You have less moving parts so there’s also no replacing fuses, coolant, belts, etc. and then you also don’t have to go to the gas station every week. It’s just simply charging at your home.

[–] ColeSloth@discuss.tchncs.de 2 points 11 months ago (1 children)

There is coolant. There are fuses. You don't have a belt but you have electric motors like the AC pump. You've added heating coils for a heater. You may have more than one electric drive motor, an inverter system, and a whole mess of sensors.

Charging at home works if you don't live in apartments or condos or trailer houses, which is a quite sizeable amount of people. Some of those people could, in theory run out a extension cord and charge from 110, but that is only good for Like 36 miles from 8 hours of charging.

Not having an ice does not mean there isn't a lot that goes wrong with an electric car. You just aren't changing the oil every six to ten thousand miles.

[–] flames5123@lemmy.world 1 points 11 months ago (1 children)
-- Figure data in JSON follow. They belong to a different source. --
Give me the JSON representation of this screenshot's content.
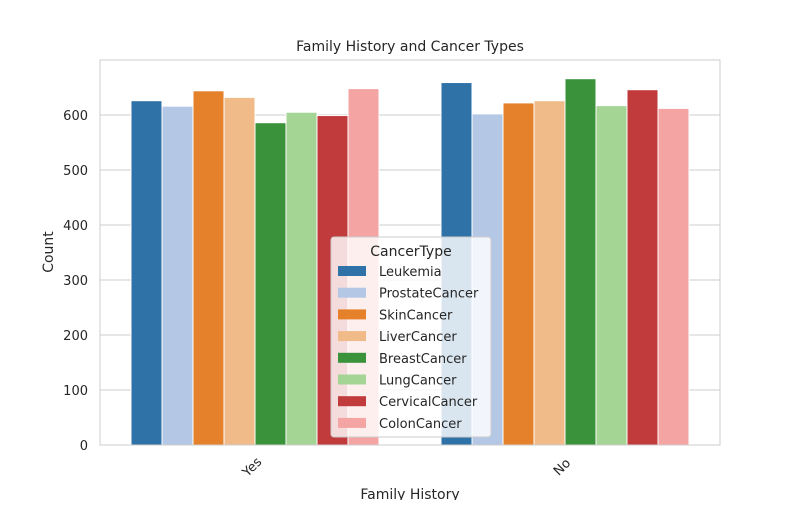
{
  "chart_data": {
    "type": "bar",
    "title": "Family History and Cancer Types",
    "xlabel": "Family History",
    "ylabel": "Count",
    "categories": [
      "Yes",
      "No"
    ],
    "ylim": [
      0,
      700
    ],
    "yticks": [
      0,
      100,
      200,
      300,
      400,
      500,
      600
    ],
    "grid": true,
    "legend": {
      "title": "CancerType",
      "placement": "lower-center"
    },
    "series": [
      {
        "name": "Leukemia",
        "color": "#2e72a8",
        "values": [
          626,
          659
        ]
      },
      {
        "name": "ProstateCancer",
        "color": "#b4c8e6",
        "values": [
          616,
          602
        ]
      },
      {
        "name": "SkinCancer",
        "color": "#e6812b",
        "values": [
          644,
          622
        ]
      },
      {
        "name": "LiverCancer",
        "color": "#f0bb88",
        "values": [
          632,
          626
        ]
      },
      {
        "name": "BreastCancer",
        "color": "#3a923a",
        "values": [
          586,
          666
        ]
      },
      {
        "name": "LungCancer",
        "color": "#a4d595",
        "values": [
          605,
          617
        ]
      },
      {
        "name": "CervicalCancer",
        "color": "#c13b3d",
        "values": [
          599,
          646
        ]
      },
      {
        "name": "ColonCancer",
        "color": "#f4a4a3",
        "values": [
          648,
          612
        ]
      }
    ]
  }
}
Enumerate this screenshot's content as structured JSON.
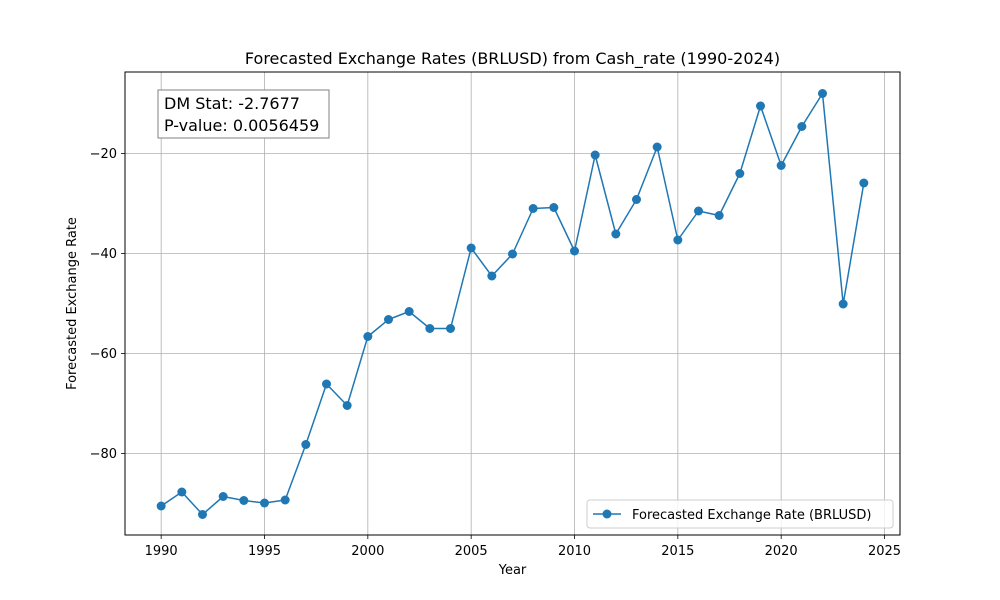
{
  "chart_data": {
    "type": "line",
    "title": "Forecasted Exchange Rates (BRLUSD) from Cash_rate (1990-2024)",
    "xlabel": "Year",
    "ylabel": "Forecasted Exchange Rate",
    "xlim": [
      1988.25,
      2025.75
    ],
    "ylim": [
      -96.3,
      -3.7
    ],
    "x_ticks": [
      1990,
      1995,
      2000,
      2005,
      2010,
      2015,
      2020,
      2025
    ],
    "y_ticks": [
      -80,
      -60,
      -40,
      -20
    ],
    "grid": true,
    "legend_position": "lower right",
    "annotation": [
      "DM Stat: -2.7677",
      "P-value: 0.0056459"
    ],
    "series": [
      {
        "name": "Forecasted Exchange Rate (BRLUSD)",
        "color": "#1f77b4",
        "marker": "circle",
        "x": [
          1990,
          1991,
          1992,
          1993,
          1994,
          1995,
          1996,
          1997,
          1998,
          1999,
          2000,
          2001,
          2002,
          2003,
          2004,
          2005,
          2006,
          2007,
          2008,
          2009,
          2010,
          2011,
          2012,
          2013,
          2014,
          2015,
          2016,
          2017,
          2018,
          2019,
          2020,
          2021,
          2022,
          2023,
          2024
        ],
        "y": [
          -90.5,
          -87.7,
          -92.2,
          -88.6,
          -89.4,
          -89.9,
          -89.3,
          -78.2,
          -66.1,
          -70.4,
          -56.6,
          -53.2,
          -51.6,
          -55.0,
          -55.0,
          -38.9,
          -44.5,
          -40.1,
          -31.0,
          -30.8,
          -39.5,
          -20.3,
          -36.1,
          -29.2,
          -18.7,
          -37.3,
          -31.5,
          -32.4,
          -24.0,
          -10.5,
          -22.4,
          -14.6,
          -8.0,
          -50.1,
          -25.9
        ]
      }
    ]
  }
}
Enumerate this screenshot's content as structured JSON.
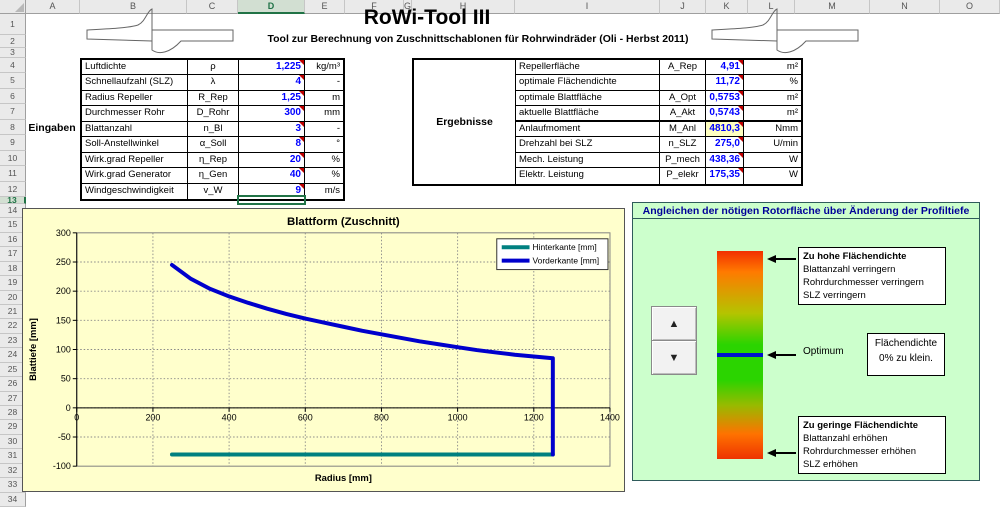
{
  "app": {
    "title": "RoWi-Tool III",
    "subtitle": "Tool zur Berechnung von Zuschnittschablonen für Rohrwindräder (Oli - Herbst 2011)"
  },
  "spreadsheet": {
    "column_letters": [
      "A",
      "B",
      "C",
      "D",
      "E",
      "F",
      "G",
      "H",
      "I",
      "J",
      "K",
      "L",
      "M",
      "N",
      "O"
    ],
    "selected_column": "D",
    "row_count": 34,
    "selected_row": 13,
    "selected_cell": "D13"
  },
  "inputs": {
    "group_label": "Eingaben",
    "rows": [
      {
        "label": "Luftdichte",
        "symbol": "ρ",
        "value": "1,225",
        "unit": "kg/m³"
      },
      {
        "label": "Schnellaufzahl (SLZ)",
        "symbol": "λ",
        "value": "4",
        "unit": "-"
      },
      {
        "label": "Radius Repeller",
        "symbol": "R_Rep",
        "value": "1,25",
        "unit": "m"
      },
      {
        "label": "Durchmesser Rohr",
        "symbol": "D_Rohr",
        "value": "300",
        "unit": "mm"
      },
      {
        "label": "Blattanzahl",
        "symbol": "n_Bl",
        "value": "3",
        "unit": "-"
      },
      {
        "label": "Soll-Anstellwinkel",
        "symbol": "α_Soll",
        "value": "8",
        "unit": "°"
      },
      {
        "label": "Wirk.grad Repeller",
        "symbol": "η_Rep",
        "value": "20",
        "unit": "%"
      },
      {
        "label": "Wirk.grad Generator",
        "symbol": "η_Gen",
        "value": "40",
        "unit": "%"
      },
      {
        "label": "Windgeschwindigkeit",
        "symbol": "v_W",
        "value": "9",
        "unit": "m/s"
      }
    ]
  },
  "results": {
    "group_label": "Ergebnisse",
    "rows": [
      {
        "label": "Repellerfläche",
        "symbol": "A_Rep",
        "value": "4,91",
        "unit": "m²",
        "highlighted": false
      },
      {
        "label": "optimale Flächendichte",
        "symbol": "",
        "value": "11,72",
        "unit": "%",
        "highlighted": false
      },
      {
        "label": "optimale Blattfläche",
        "symbol": "A_Opt",
        "value": "0,5753",
        "unit": "m²",
        "highlighted": false
      },
      {
        "label": "aktuelle Blattfläche",
        "symbol": "A_Akt",
        "value": "0,5743",
        "unit": "m²",
        "highlighted": false
      },
      {
        "label": "Anlaufmoment",
        "symbol": "M_Anl",
        "value": "4810,3",
        "unit": "Nmm",
        "highlighted": true
      },
      {
        "label": "Drehzahl bei SLZ",
        "symbol": "n_SLZ",
        "value": "275,0",
        "unit": "U/min",
        "highlighted": false
      },
      {
        "label": "Mech. Leistung",
        "symbol": "P_mech",
        "value": "438,36",
        "unit": "W",
        "highlighted": false
      },
      {
        "label": "Elektr. Leistung",
        "symbol": "P_elekr",
        "value": "175,35",
        "unit": "W",
        "highlighted": false
      }
    ]
  },
  "chart_data": {
    "type": "line",
    "title": "Blattform (Zuschnitt)",
    "xlabel": "Radius [mm]",
    "ylabel": "Blattiefe [mm]",
    "xlim": [
      0,
      1400
    ],
    "ylim": [
      -100,
      300
    ],
    "xticks": [
      0,
      200,
      400,
      600,
      800,
      1000,
      1200,
      1400
    ],
    "yticks": [
      300,
      250,
      200,
      150,
      100,
      50,
      0,
      -50,
      -100
    ],
    "grid": true,
    "background": "#FFFFCC",
    "legend_position": "top-right",
    "series": [
      {
        "name": "Hinterkante [mm]",
        "color": "#008080",
        "points": [
          [
            250,
            -80
          ],
          [
            1250,
            -80
          ]
        ]
      },
      {
        "name": "Vorderkante [mm]",
        "color": "#0000CC",
        "points": [
          [
            250,
            245
          ],
          [
            300,
            221
          ],
          [
            350,
            204
          ],
          [
            400,
            191
          ],
          [
            450,
            180
          ],
          [
            500,
            170
          ],
          [
            550,
            161
          ],
          [
            600,
            153
          ],
          [
            650,
            146
          ],
          [
            700,
            139
          ],
          [
            750,
            132
          ],
          [
            800,
            126
          ],
          [
            850,
            120
          ],
          [
            900,
            114
          ],
          [
            950,
            109
          ],
          [
            1000,
            104
          ],
          [
            1050,
            99
          ],
          [
            1100,
            95
          ],
          [
            1150,
            91
          ],
          [
            1200,
            88
          ],
          [
            1250,
            85
          ],
          [
            1250,
            -80
          ]
        ]
      }
    ]
  },
  "panel": {
    "title": "Angleichen der nötigen Rotorfläche über Änderung der Profiltiefe",
    "title_color": "#000099",
    "background": "#CCFFCC",
    "bar_top_color": "#F23000",
    "bar_mid_color": "#2BD400",
    "bar_bottom_color": "#EE3300",
    "optimum_line_color": "#0011CC",
    "optimum_label": "Optimum",
    "high_box": {
      "title": "Zu hohe Flächendichte",
      "lines": [
        "Blattanzahl verringern",
        "Rohrdurchmesser verringern",
        "SLZ verringern"
      ]
    },
    "info_box": {
      "lines": [
        "Flächendichte",
        "0% zu klein."
      ]
    },
    "low_box": {
      "title": "Zu geringe Flächendichte",
      "lines": [
        "Blattanzahl erhöhen",
        "Rohrdurchmesser erhöhen",
        "SLZ erhöhen"
      ]
    },
    "spinner": {
      "up_icon": "▲",
      "down_icon": "▼"
    }
  }
}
True. But the coolant is for the battery, not for a combustion engine that is constantly hot, so it’s hardly ever changed. I use 120v at my apartment to charge. It gets me about 5 miles per hour. Because I live in a city, I’m not driving all the time, it works for me. I see people using extension cord across the sidewalk on my way to work. Our city, Seattle, is building charging infrastructure. Most work garages have chargers, so it’s still charging at work.

There are still less moving parts than an ICE though, meaning there is less to go wrong. An electric motor isn’t running from friction like many parts of an ICE.

An EV isn’t for everyone, but it will work for most people once the price comes down.